Memorial tributes are what we call the beautiful and diverse materials placed at the three spontaneous memorial sites around Tucson which grew up the wake of the shootings of January 8, 2011. These tribute materials form an incredible collection of the community’s heartfelt response to this tragedy. With over 500 linear feet of diverse materials including thousands of cards and letters, signs, candles, paper chains, tiles, stuffed toys, flowers, balloons, flags, rocks, photos and many other materials, the memorial tributes archives is a manifestation of the collective outpouring of grief, sadness and the expression of myriad hopes for positive changes to be born out of the tragedy. These moving tribute materials were created and offered at three sites around Tucson in the wake of the shootings and grew into large and complex memorial sites which were continually visited by community members during January and early February 2011.
These community-created memorials were spontaneous and organic, a place for people to gather together in shared grief and hope, and while the memorials could not remain indefinitely in the locations where they grew up, the need to preserve these touching tribute materials for future generations was clear.
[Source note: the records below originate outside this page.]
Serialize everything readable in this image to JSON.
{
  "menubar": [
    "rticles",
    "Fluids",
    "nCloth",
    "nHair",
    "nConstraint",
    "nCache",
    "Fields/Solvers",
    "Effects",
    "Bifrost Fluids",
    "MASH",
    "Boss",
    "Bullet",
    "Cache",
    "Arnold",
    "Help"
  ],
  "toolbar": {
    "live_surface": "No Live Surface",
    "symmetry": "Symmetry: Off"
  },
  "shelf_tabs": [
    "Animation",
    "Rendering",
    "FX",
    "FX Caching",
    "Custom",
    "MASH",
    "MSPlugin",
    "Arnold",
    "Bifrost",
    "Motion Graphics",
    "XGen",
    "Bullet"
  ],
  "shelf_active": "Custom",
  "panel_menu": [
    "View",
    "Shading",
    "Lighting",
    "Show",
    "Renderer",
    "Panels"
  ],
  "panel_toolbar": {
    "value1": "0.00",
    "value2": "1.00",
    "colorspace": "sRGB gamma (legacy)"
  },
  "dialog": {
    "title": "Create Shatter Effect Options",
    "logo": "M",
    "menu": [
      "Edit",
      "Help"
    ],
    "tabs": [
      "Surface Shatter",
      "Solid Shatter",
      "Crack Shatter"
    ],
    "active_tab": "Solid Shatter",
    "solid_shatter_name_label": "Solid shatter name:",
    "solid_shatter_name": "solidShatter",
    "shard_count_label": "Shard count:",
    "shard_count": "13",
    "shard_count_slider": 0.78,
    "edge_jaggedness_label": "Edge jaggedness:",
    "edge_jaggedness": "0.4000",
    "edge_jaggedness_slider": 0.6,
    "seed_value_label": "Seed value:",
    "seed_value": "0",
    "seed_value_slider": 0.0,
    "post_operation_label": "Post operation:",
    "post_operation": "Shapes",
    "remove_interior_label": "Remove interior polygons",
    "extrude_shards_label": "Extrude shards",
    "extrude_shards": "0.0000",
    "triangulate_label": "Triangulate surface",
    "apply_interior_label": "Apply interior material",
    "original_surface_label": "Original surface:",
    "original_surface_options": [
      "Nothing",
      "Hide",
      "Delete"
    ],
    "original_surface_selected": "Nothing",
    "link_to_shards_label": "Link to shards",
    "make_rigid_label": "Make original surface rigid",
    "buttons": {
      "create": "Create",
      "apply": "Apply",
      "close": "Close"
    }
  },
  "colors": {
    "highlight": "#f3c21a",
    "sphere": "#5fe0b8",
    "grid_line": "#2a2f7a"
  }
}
In early Feb 2011, the tribute materials at UMC, Safeway and Congresswoman Giffords’ office were carefully gathered, dried and given basic preservation treatments for exposure to the elements by trained archivists from University of Arizona Special Collections and a group of volunteers. The tribute items were then stored while long-term decisions could be carefully considered about their future archival processing and possible use in exhibits or a permanent memorial dedicated to January 8th.
Our team of volunteers has been working diligently since October 2013 to unpack, categorize and document the memorial tribute materials. We have created a digital collection of tribute materials on th Arizona Memory Project website (a project of Arizona State Library, Archives and Public Records) and have created physical exhibits which were on display at three Pima County Public Library branches in January 2014. We’ve been exploring myriad ways to honor the love, care and concern manifested in these important tribute materials, including sharing them through Pinterest, digital exhibits, and social media outlets. We continue to explore options for long-term archiving of items of enduring research value, such as letters and signs, while also working with artists and exhibit designers to explore options for transforming some more common items such as candles into art pieces for display at the permanent memorial space.